Chega. A terra está adornada e há um bulício especial no ar. Estaciona numa rua sossegada ainda e fica momentos em silêncio no carro, respondendo a perguntas que o seu inconsciente lhe veio fazendo durante o caminho. As respostas eram claras agora.
Sai do carro e procura gente. Passa invisível por minutos mas depressa amigos e conhecidos encontra. Beijos, abraços (alguns contidos, pois a timidez e o preconceito e sei lá mais o quê continuam a impedi-la de verdadeiramente mostrar o que sente), saudades, verdadeiro e sentido prazer em rever! Tanta gente!
Não vou mencionar ninguém pois todos são importantes, e certamente não ia conseguir mencionar todos. Reconhecem a importância do “Bom dia” que o homem do café nos dá? Ou daquele atleta que nos aperta a mão e se alegra por nos ver? Daquela rapariga que não se via há anos e nos faz uma festa, que retribuímos espontaneamente?
S. João das Lampas foi isto. Senti-me em casa, e logo eu que não tenho casa. Talvez por isso desde há três edições que lá vou consecutivamente.
As únicas pessoas que vou hoje aqui destacar, sem menosprezar quaisquer outras, são o Orlando Duarte e a sua esposa, Leonor Duarte, pois naquela tarde só confirmaram o que eu já sabia: são pessoas extraordinariamente bonitas!
A Leonor hoje não ia correr. O Orlando dispôs-se a acompanhar-me, o que me assustou um bocado pois sabia ser bastante difícil para mim fazer o tempo que ele propunha: entre 1h50m e 1h55m. Posto ao corrente não se demoveu e fez a prova toda ao meu lado, ou antes, à minha frente para me ir rebocando nos momentos mais críticos. Graças a ele fiz só 2h02m38s, apenas uns segundos a mais que no ano passado.
O percurso:
O apoio do público, as palavras, as palmas, os olhares e os sorrisos. As subidas a mostrarem-nos campos a perder de vista, e sempre o mar que se adivinhava lá longe. O ar puro. O cheiro a esterco fresco, um mimo para quem trabalha no centro de Lisboa e raro é o dia em que o cheiro a esgoto e aos passeios imundos de toda a espécie de porcaria não nos invade as narinas.

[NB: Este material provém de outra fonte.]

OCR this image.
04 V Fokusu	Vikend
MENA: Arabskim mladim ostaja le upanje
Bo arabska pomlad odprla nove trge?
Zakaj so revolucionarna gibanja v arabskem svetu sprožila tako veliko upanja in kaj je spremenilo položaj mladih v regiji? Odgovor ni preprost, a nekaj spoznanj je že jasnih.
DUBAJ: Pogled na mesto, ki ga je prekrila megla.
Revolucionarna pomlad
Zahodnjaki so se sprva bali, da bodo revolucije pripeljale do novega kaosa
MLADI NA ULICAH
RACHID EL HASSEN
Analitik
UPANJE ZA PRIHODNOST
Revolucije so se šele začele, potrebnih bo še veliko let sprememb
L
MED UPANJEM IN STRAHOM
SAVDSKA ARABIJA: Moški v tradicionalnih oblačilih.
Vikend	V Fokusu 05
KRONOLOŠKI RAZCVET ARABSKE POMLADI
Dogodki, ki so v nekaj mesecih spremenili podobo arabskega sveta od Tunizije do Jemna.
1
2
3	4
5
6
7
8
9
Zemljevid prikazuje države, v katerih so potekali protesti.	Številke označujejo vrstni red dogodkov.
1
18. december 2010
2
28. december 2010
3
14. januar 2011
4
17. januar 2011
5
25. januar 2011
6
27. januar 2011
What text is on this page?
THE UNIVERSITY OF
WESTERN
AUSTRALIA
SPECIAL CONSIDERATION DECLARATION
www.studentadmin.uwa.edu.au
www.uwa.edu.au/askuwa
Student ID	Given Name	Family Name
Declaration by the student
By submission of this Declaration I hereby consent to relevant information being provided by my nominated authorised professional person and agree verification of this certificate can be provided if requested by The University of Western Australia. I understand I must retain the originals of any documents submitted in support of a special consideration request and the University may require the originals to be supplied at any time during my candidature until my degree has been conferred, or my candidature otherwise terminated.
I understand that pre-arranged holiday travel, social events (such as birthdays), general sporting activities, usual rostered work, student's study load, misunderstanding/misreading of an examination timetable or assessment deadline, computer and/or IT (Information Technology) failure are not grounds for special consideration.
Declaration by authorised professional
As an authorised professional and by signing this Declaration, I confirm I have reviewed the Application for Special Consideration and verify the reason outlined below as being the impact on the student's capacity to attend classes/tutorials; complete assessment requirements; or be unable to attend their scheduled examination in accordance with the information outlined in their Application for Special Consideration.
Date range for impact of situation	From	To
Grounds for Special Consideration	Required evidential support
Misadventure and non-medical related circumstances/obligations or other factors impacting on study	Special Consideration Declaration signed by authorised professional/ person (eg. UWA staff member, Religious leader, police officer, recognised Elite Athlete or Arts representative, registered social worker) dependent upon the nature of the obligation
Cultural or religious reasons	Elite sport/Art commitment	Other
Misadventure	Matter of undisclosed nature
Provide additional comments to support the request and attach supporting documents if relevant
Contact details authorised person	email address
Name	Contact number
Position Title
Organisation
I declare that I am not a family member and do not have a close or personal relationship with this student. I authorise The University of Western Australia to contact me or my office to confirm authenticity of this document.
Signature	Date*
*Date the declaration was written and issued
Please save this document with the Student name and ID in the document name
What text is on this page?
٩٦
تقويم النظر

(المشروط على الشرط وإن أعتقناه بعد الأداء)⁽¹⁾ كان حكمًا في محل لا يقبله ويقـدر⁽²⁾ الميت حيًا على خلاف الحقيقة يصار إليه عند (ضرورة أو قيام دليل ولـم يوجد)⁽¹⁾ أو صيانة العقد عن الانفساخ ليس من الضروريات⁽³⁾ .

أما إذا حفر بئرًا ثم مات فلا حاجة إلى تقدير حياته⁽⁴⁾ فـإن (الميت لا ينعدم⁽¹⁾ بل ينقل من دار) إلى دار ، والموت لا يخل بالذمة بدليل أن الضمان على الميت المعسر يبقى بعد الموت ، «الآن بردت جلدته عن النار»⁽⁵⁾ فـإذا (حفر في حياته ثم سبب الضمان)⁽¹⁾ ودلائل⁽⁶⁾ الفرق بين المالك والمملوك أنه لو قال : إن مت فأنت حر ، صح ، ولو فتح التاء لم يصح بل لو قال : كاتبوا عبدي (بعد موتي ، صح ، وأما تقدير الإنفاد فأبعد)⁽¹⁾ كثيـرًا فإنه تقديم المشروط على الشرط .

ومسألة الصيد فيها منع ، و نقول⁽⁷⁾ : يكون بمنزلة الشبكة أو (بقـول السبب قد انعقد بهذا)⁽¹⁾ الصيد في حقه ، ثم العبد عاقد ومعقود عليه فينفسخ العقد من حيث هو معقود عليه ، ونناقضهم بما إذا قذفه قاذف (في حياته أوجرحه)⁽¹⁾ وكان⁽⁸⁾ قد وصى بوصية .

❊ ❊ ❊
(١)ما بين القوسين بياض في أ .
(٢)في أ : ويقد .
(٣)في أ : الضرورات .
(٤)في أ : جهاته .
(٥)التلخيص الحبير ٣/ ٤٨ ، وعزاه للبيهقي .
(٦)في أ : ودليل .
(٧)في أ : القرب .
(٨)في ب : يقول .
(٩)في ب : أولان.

As voltas e passagem por S.João das Lampas, onde de novo vemos os amigos que lá estão para nos apoiar. E como apoiam!
A Leonor, linda, a gritar-nos força, segurando a Fiona e o Cadete com as trelas. Tão bonita a Leonor!
Como as pessoas ficam bonitas simplesmente por aquilo que são!
A animação ao longo do percurso. Um órgão, um amplificador, um homem e um microfone. A cantar “Sex Bomb!”. O Orlando refrescava-se em cada chuveiro, parou para balancear o corpo ao som da música, as pessoas a aplaudir e eu, só sorria e corria como podia, pois se parasse temia não conseguir voltar a mexer-me.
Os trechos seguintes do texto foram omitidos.